It is tough to envision positive future for the euro during such divisive social stance we are witnessing across the world. Euro’s problem is not a Fed hike but it is experiencing the existential threat. If it is all about rate divergence then it can be mitigated or it may not have such downside reaction for one of the most forgone conclusion in Fed’s history. Sellers were just waiting for the event risk to pass and now they are back to sell any rallies. We are short Euro and will keep on trading from the short side unless something changes drastically.
Why it is going to be tough for the euro to survive?

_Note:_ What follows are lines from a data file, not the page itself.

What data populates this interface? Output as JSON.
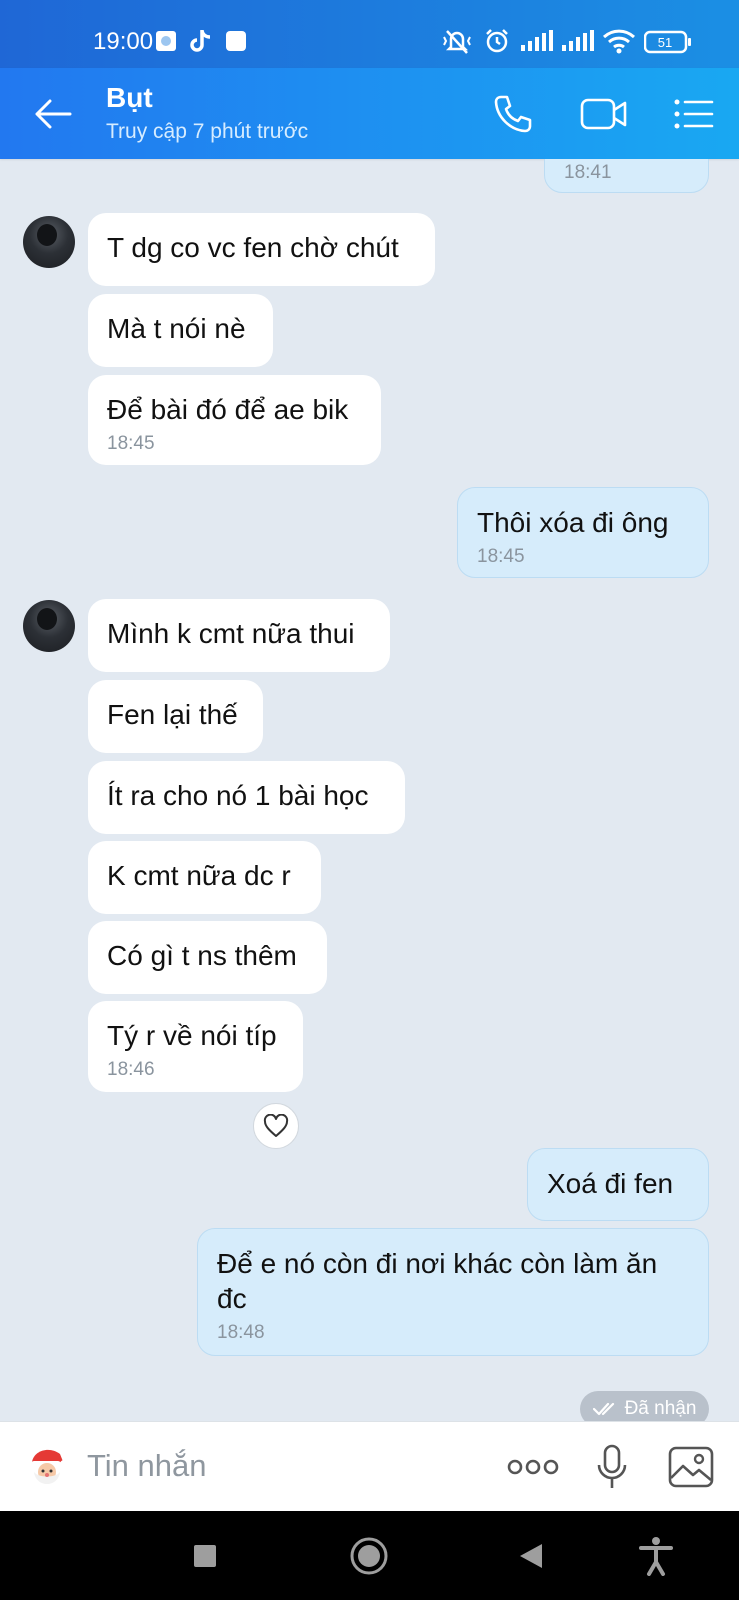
{
  "status_bar": {
    "time": "19:00",
    "battery": "51"
  },
  "header": {
    "contact_name": "Bụt",
    "last_seen": "Truy cập 7 phút trước"
  },
  "messages": {
    "top_time": "18:41",
    "m1": "T dg co vc fen chờ chút",
    "m2": "Mà t nói nè",
    "m3": "Để bài đó để ae bik",
    "m3_time": "18:45",
    "m4": "Thôi xóa đi ông",
    "m4_time": "18:45",
    "m5": "Mình k cmt nữa thui",
    "m6": "Fen lại thế",
    "m7": "Ít ra cho nó 1 bài học",
    "m8": "K cmt nữa dc r",
    "m9": "Có gì t ns thêm",
    "m10": "Tý r về nói típ",
    "m10_time": "18:46",
    "m11": "Xoá đi fen",
    "m12": "Để e nó còn đi nơi khác còn làm ăn đc",
    "m12_time": "18:48",
    "status": "Đã nhận"
  },
  "input": {
    "placeholder": "Tin nhắn"
  },
  "icons": {
    "back": "arrow-left-icon",
    "call": "phone-icon",
    "video": "video-camera-icon",
    "menu": "list-menu-icon",
    "sticker": "santa-emoji-icon",
    "more": "more-dots-icon",
    "mic": "microphone-icon",
    "gallery": "image-icon"
  },
  "colors": {
    "header_start": "#2278f0",
    "header_end": "#19a8f2",
    "outgoing_bubble": "#d6ecfb",
    "chat_bg": "#e2e9f1"
  }
}
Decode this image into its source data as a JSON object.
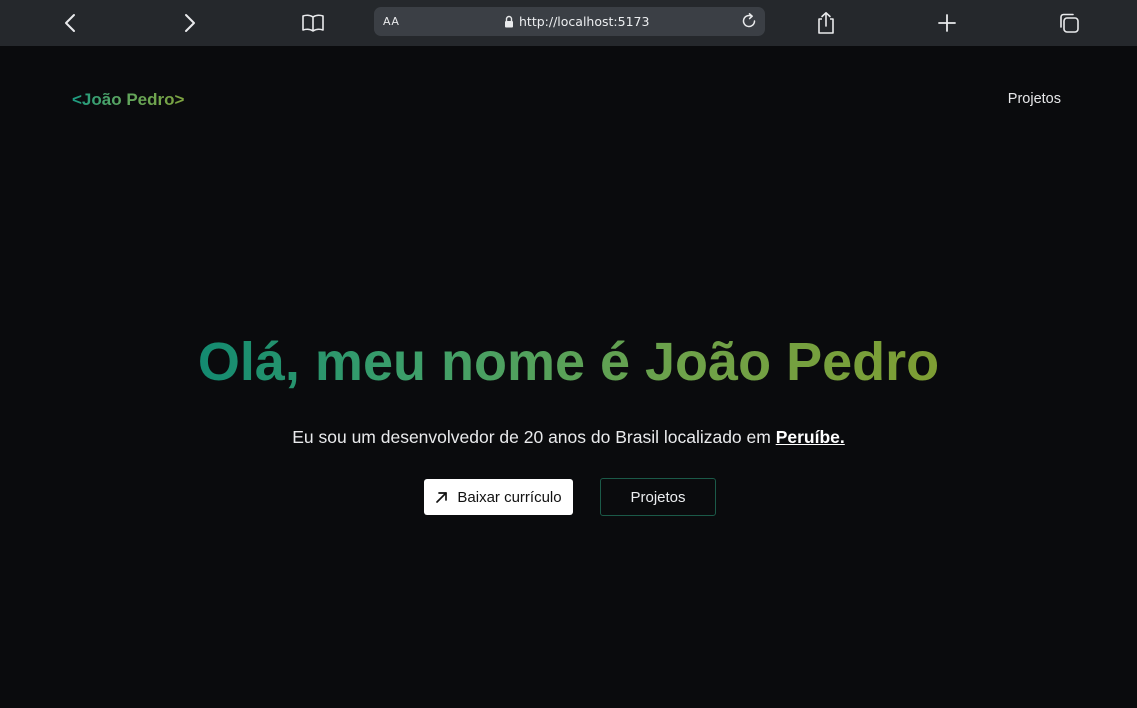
{
  "browser": {
    "aa_label": "AA",
    "url": "http://localhost:5173"
  },
  "nav": {
    "logo": "<João Pedro>",
    "projetos_link": "Projetos"
  },
  "hero": {
    "title": "Olá, meu nome é João Pedro",
    "subtitle_prefix": "Eu sou um desenvolvedor de 20 anos do Brasil localizado em ",
    "subtitle_location": "Peruíbe.",
    "download_button": "Baixar currículo",
    "projects_button": "Projetos"
  },
  "colors": {
    "page_background": "#0a0b0d",
    "browser_toolbar": "#25282c",
    "gradient_start": "#138a70",
    "gradient_end": "#7e9e33",
    "outline_button_border": "#1b5a48"
  },
  "icons": [
    "back-icon",
    "forward-icon",
    "reader-book-icon",
    "lock-icon",
    "reload-icon",
    "share-icon",
    "plus-icon",
    "tabs-icon",
    "arrow-up-right-icon"
  ]
}
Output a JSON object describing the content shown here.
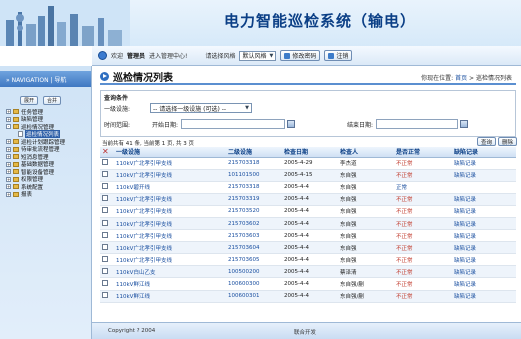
{
  "app": {
    "title": "电力智能巡检系统（输电）"
  },
  "topbar": {
    "welcome": "欢迎",
    "user": "管理员",
    "enter": "进入管理中心!",
    "style_label": "请选择风格",
    "style_value": "默认风格",
    "change_password": "修改密码",
    "logout": "注销"
  },
  "nav": {
    "header": "» NAVIGATION | 导航",
    "expand": "展开",
    "collapse": "合并",
    "items": [
      {
        "label": "任务管理",
        "kind": "folder",
        "sign": "+"
      },
      {
        "label": "缺陷管理",
        "kind": "folder",
        "sign": "+"
      },
      {
        "label": "巡检情况管理",
        "kind": "folder",
        "sign": "-"
      },
      {
        "label": "巡检情况列表",
        "kind": "doc",
        "child": true,
        "active": true
      },
      {
        "label": "巡检计划跟踪管理",
        "kind": "folder",
        "sign": "+"
      },
      {
        "label": "待审批流程管理",
        "kind": "folder",
        "sign": "+"
      },
      {
        "label": "短消息管理",
        "kind": "folder",
        "sign": "+"
      },
      {
        "label": "基础数据管理",
        "kind": "folder",
        "sign": "+"
      },
      {
        "label": "智能设备管理",
        "kind": "folder",
        "sign": "+"
      },
      {
        "label": "权限管理",
        "kind": "folder",
        "sign": "+"
      },
      {
        "label": "系统配置",
        "kind": "folder",
        "sign": "+"
      },
      {
        "label": "报表",
        "kind": "folder",
        "sign": "+"
      }
    ]
  },
  "page": {
    "title": "巡检情况列表",
    "crumb_prefix": "你现在位置: ",
    "crumb_home": "首页",
    "crumb_sep": " > ",
    "crumb_current": "巡检情况列表"
  },
  "query": {
    "title": "查询条件",
    "facility_label": "一级设施:",
    "facility_value": "-- 请选择一级设施 (可选) --",
    "time_label": "时间范围:",
    "start_label": "开始日期:",
    "end_label": "结束日期:"
  },
  "summary": "当前共有 41 条, 当前第 1 页, 共 3 页",
  "actions": {
    "search": "查询",
    "delete": "删除"
  },
  "table": {
    "headers": [
      "一级设施",
      "二级设施",
      "检查日期",
      "检查人",
      "是否正常",
      "缺陷记录"
    ],
    "rows": [
      [
        "110kV广北孝引甲支线",
        "215703318",
        "2005-4-29",
        "李杰道",
        "不正常",
        "缺陷记录"
      ],
      [
        "110kV广北孝引甲支线",
        "101101500",
        "2005-4-15",
        "东自强",
        "不正常",
        "缺陷记录"
      ],
      [
        "110kV碧开线",
        "215703318",
        "2005-4-4",
        "东自强",
        "正常",
        ""
      ],
      [
        "110kV广北孝引甲支线",
        "215703319",
        "2005-4-4",
        "东自强",
        "不正常",
        "缺陷记录"
      ],
      [
        "110kV广北孝引甲支线",
        "215703520",
        "2005-4-4",
        "东自强",
        "不正常",
        "缺陷记录"
      ],
      [
        "110kV广北孝引甲支线",
        "215703602",
        "2005-4-4",
        "东自强",
        "不正常",
        "缺陷记录"
      ],
      [
        "110kV广北孝引甲支线",
        "215703603",
        "2005-4-4",
        "东自强",
        "不正常",
        "缺陷记录"
      ],
      [
        "110kV广北孝引甲支线",
        "215703604",
        "2005-4-4",
        "东自强",
        "不正常",
        "缺陷记录"
      ],
      [
        "110kV广北孝引甲支线",
        "215703605",
        "2005-4-4",
        "东自强",
        "不正常",
        "缺陷记录"
      ],
      [
        "110kV白山乙支",
        "100500200",
        "2005-4-4",
        "蔡泽清",
        "不正常",
        "缺陷记录"
      ],
      [
        "110kV鲜江线",
        "100600300",
        "2005-4-4",
        "东自强/蒯",
        "不正常",
        "缺陷记录"
      ],
      [
        "110kV鲜江线",
        "100600301",
        "2005-4-4",
        "东自强/蒯",
        "不正常",
        "缺陷记录"
      ]
    ]
  },
  "footer": {
    "copyright": "Copyright ? 2004",
    "dev": "联合开发"
  }
}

Euro’s future is hanging on German tenacity. UK is out. For France, troubles are just getting started. Italy – who cares ?!. Other little suckling states are insignificant anyway. Now once Markel is gone, who knows what the next Premier will do. But one thing is sure that, next government will not be very accommodative.
Seems like big players have already figured that out and piling into German bonds, even though negative yields are about to touch full percentage point.
The idea of big western alliance to thwart Russian advance is already dead. World war II has been forgotten and people hardly learn anything from the history. It is sad to see that people refuse to live with love and harmony but this is the reality. Euro break up and then demise is just a question of when.
How to trade it?
It’s currency market so you just don’t short or buy being dogmatic like a bozo. Here is the cheat-sheet to trade euro.
– If you are short from good levels, preferably above 1.0900 then stay short.
– Want to initiate short then, wait for the bounce towards next resistance. Every 50 pip up is a challenge for EUR/USD so 1.0550 is first. But 1.0600 and 1.0650 is very attractive to short.
– Until EUR/USD can rise above 1.1000, sell any good rally.